Myanmar’s ex-dictator sees Suu Kyi as country’s ‘future leader’: Relative
Myanmar’s former dictator sees erstwhile foe Aung San Suu Kyi as the country’s “future leader” and has pledged to support her
Myanmar’s former dictator sees erstwhile foe Aung San Suu Kyi as the country’s “future leader” and has pledged to support her even though she is currently barred by the constitution from becoming president, his grandson said on Saturday.
Than Shwe, who headed a military junta until he stepped down in 2011 and who many believe remains powerful behind the scenes, made the remarks during secret talks with the democracy icon on Friday, his grandson, Nay Shwe Thway Aung, said.
“It is the truth that she will become the future leader of the country,” Than Shwe was quoted as saying by his grandson at the meeting with Suu Kyi, the first between the two.
“I will support her with all of my efforts,” Nay Shwe Thway Aung quoted Than Shwe as saying in a statement posted on Facebook late on Saturday.
It was unclear whether Than Shwe’s comments were a call for the constitution, drafted by his junta in 2008, to be changed to allow the Nobel laureate to become president. She is barred from the highest office because of her sons' foreign citizenship.
Attempts by her National League for Democracy (NLD) to amend the relevant article in the constitution have been rebuffed and its landslide election win last month does not guarantee it control of parliament.
Than Shwe has no official role. But though he has been out of the public eye since 2011, many in Myanmar are convinced he remains politically involved behind the scenes.
Senior NLD lawmaker Win Htein confirmed the meeting had taken place and said Suu Kyi met Than Shwe due to “her belief in his influence on the government and the Tatmadaw (military),” he told Reuters.

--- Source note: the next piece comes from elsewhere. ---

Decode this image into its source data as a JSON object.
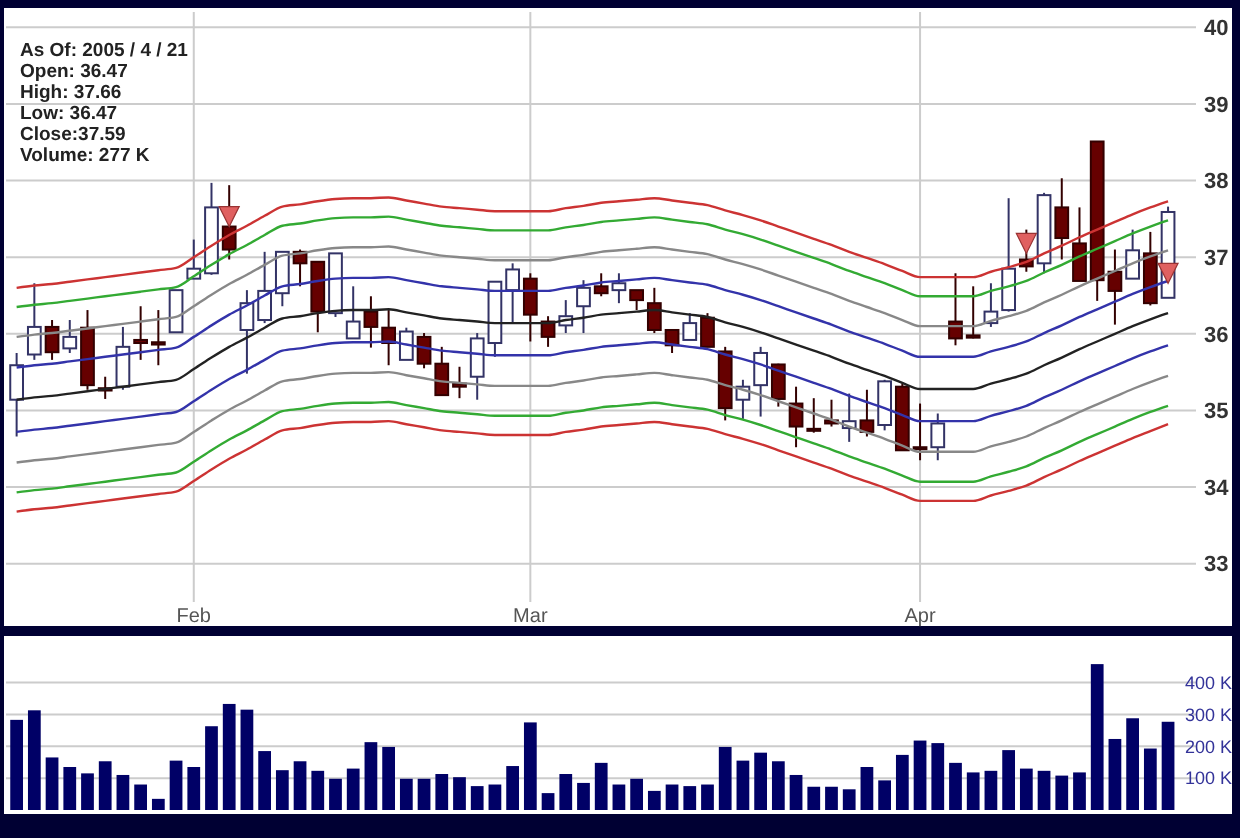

Than Shwe kept Suu Kyi under house arrest for most of his 19 years in power and was considered by the West as a dictator who crushed dissent, enriched his cronies and kept his people poor.
He has not been seen in public since transferring power in 2011 to a reformist, quasi-civilian government run by his loyalists.
Accompanying Nay Shwe Thway Aung Facebook post was an image of a banknote signed by Than Shwe, President Thein Sein and Suu Kyi, referring to them each as Myanmar leaders.
“The significance of this note is ... they signed only before they became the head of the country or while they were head of the country,” it said, without elaboration.
The NLD’s Nov. 8 heavy defeat of a ruling party formed by Than Shwe has been interpreted as both a public mandate for Suu Kyi and a protest vote against the military’s political clout.
Suu Kyi is seeking to smooth the NLD’s path to office by cultivating good ties with a military her party once reviled but must now work with in a power-sharing government. The constitution guarantees the armed forces executive and legislative representation.
She held talks on Wednesday with Thein Sein, a former junta general and Senior General Min Aung Hlaing, the military chief and Than Shwe’s protégé
Than Shwe was known for being enigmatic, cryptic and calculated and has never explained his motives, nor taken credit, for ceding power to reformist right-hand men who ushered in a wave of political and economic liberalization.